Velvet Underground (1967)
The greatest scene in PBS's history-of-rock series is Mo Tucker sitting
in her home and slapping her thighs, hard, bam-bam-bam-bam-bam. Then she stops
and says, "That's 'I'm Waiting for the Man.' "
"Strychnine"
The Sonics (1965)
Not just for its riff, so easy and mean that a thousand bands learned it
in five minutes, but for that lyric, a lazy but hilarious spiel about the joys
of poison, and for the way Gerry Roslie sings it as if he'd just downed a quart
of the stuff and were challenging you to try to drink him under the table.
"Where Eagles Dare"
The Misfits (1979)
The greatest punk-rock-era garage song, all the more brilliant for how
thuggish and dumb it is, with a perfect and much-covered chorus ("I ain't no
goddamn son of a bitch!") and lyrics that Glenn Danzig snarls so convincingly
you have to listen with care to make out how weird they are.
"So What!!"
The Lyrics (1965)
Chris Gaylord went out with a rich girl, wasn't impressed, and wrote a
song about it that's overflowing with visceral loathing and contempt. The rest
of the group is just okay, but Gaylord's performance seethes. Pure teenage
overkill, right down to the two exclamation points in the title.
"Cunt Tease"
Pussy Galore (1986)
The band who spawned the principals of the Jon Spencer Blues Explosion,
Royal Trux, and Boss Hog got their attitude straight out of the garage, and
this song cranks up proto-punk's reflexive misogyny at the same time that it
punctures it with Julia Cafritz's verse-ending screams of "Fuck you!"

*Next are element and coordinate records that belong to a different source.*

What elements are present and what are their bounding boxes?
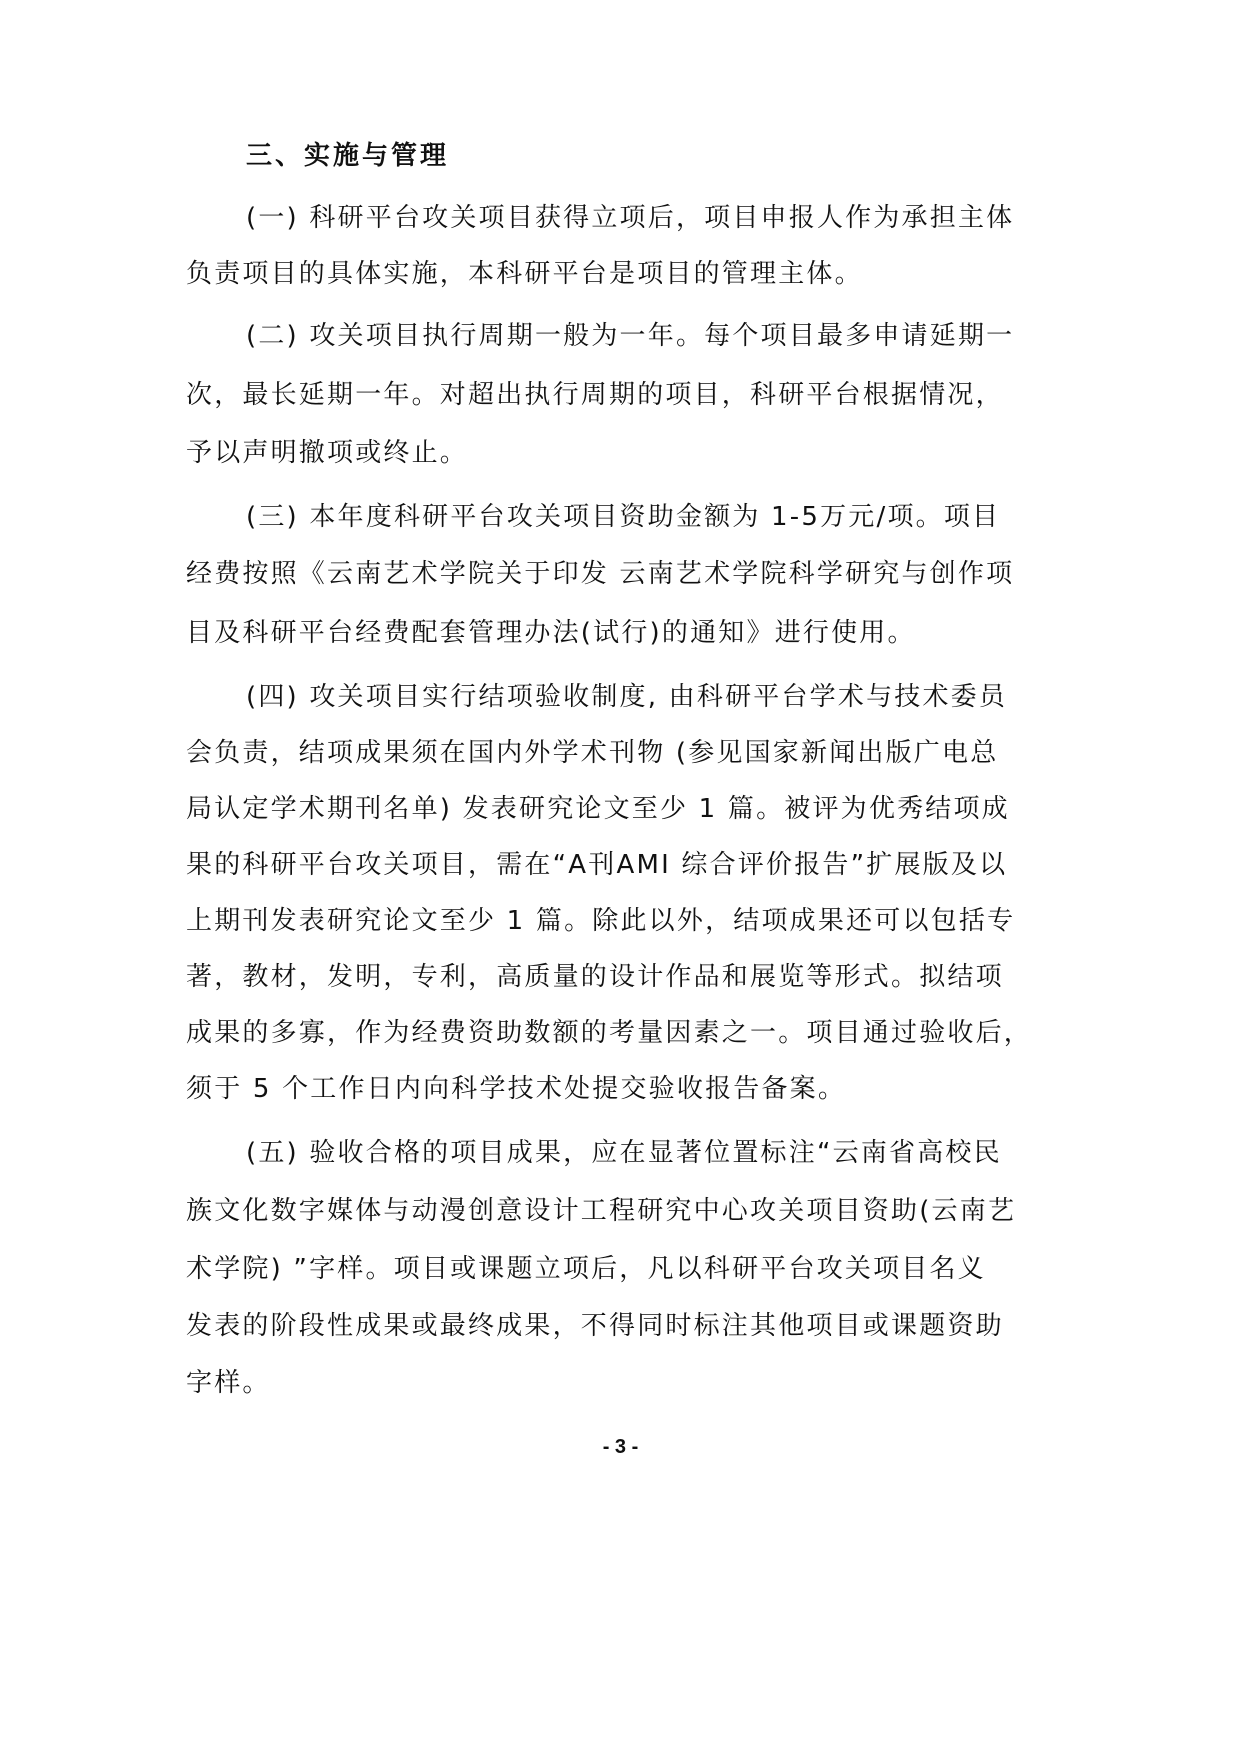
paragraph-line: 予以声明撤项或终止。 (186, 433, 468, 473)
paragraph-line: 果的科研平台攻关项目，需在“A刊AMI 综合评价报告”扩展版及以 (186, 845, 1007, 885)
paragraph-line: (四) 攻关项目实行结项验收制度, 由科研平台学术与技术委员 (246, 677, 1007, 717)
paragraph-line: 族文化数字媒体与动漫创意设计工程研究中心攻关项目资助(云南艺 (186, 1191, 1016, 1231)
document-page: 三、实施与管理 (一) 科研平台攻关项目获得立项后，项目申报人作为承担主体 负责… (0, 0, 1241, 1755)
paragraph-line: (三) 本年度科研平台攻关项目资助金额为 1-5万元/项。项目 (246, 497, 1000, 537)
paragraph-line: 经费按照《云南艺术学院关于印发 云南艺术学院科学研究与创作项 (186, 554, 1014, 594)
paragraph-line: 会负责，结项成果须在国内外学术刊物 (参见国家新闻出版广电总 (186, 733, 998, 773)
paragraph-line: 成果的多寡，作为经费资助数额的考量因素之一。项目通过验收后， (186, 1013, 1032, 1053)
paragraph-line: 局认定学术期刊名单) 发表研究论文至少 1 篇。被评为优秀结项成 (186, 789, 1010, 829)
page-number: - 3 - (0, 1434, 1241, 1460)
paragraph-line: 负责项目的具体实施，本科研平台是项目的管理主体。 (186, 254, 863, 294)
paragraph-line: (二) 攻关项目执行周期一般为一年。每个项目最多申请延期一 (246, 316, 1014, 356)
paragraph-line: 目及科研平台经费配套管理办法(试行)的通知》进行使用。 (186, 613, 916, 653)
paragraph-line: (五) 验收合格的项目成果，应在显著位置标注“云南省高校民 (246, 1133, 1002, 1173)
paragraph-line: 著，教材，发明，专利，高质量的设计作品和展览等形式。拟结项 (186, 957, 1004, 997)
paragraph-line: 术学院) ”字样。项目或课题立项后，凡以科研平台攻关项目名义 (186, 1249, 986, 1289)
paragraph-line: 须于 5 个工作日内向科学技术处提交验收报告备案。 (186, 1069, 846, 1109)
paragraph-line: 发表的阶段性成果或最终成果，不得同时标注其他项目或课题资助 (186, 1306, 1004, 1346)
paragraph-line: 上期刊发表研究论文至少 1 篇。除此以外，结项成果还可以包括专 (186, 901, 1015, 941)
paragraph-line: 次，最长延期一年。对超出执行周期的项目，科研平台根据情况， (186, 375, 1004, 415)
paragraph-line: (一) 科研平台攻关项目获得立项后，项目申报人作为承担主体 (246, 198, 1014, 238)
paragraph-line: 字样。 (186, 1363, 271, 1403)
section-heading: 三、实施与管理 (246, 136, 449, 176)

And, beneath all that grime, bravado, and nastiness, the number is hellaciously
catchy.
"I Hate You"
The Monks (1966)
A band of American GIs in Germany, they were so furious they could
barely articulate it: "Do ya do ya do ya do ya do ya do ya know why I hate you
baby?/Because you make me make me make me make me hate you baby!" All this with
"I'm coming" getting crooned in the background. In 1966. Eddie Shaw's
entertaining autobiography, Black Monk Time, claims they invented
feedback, too.
"Louie Louie"
The Kingsmen (1963)
A little early for "the first psychedelic era," it's still the garage
song everybody knows. And for good reason: within that numbingly simple riff
there's a lifetime's worth of mysteries, and hundreds of covers haven't yet
solved them all. First among them: what the hell is Jack Ely singing?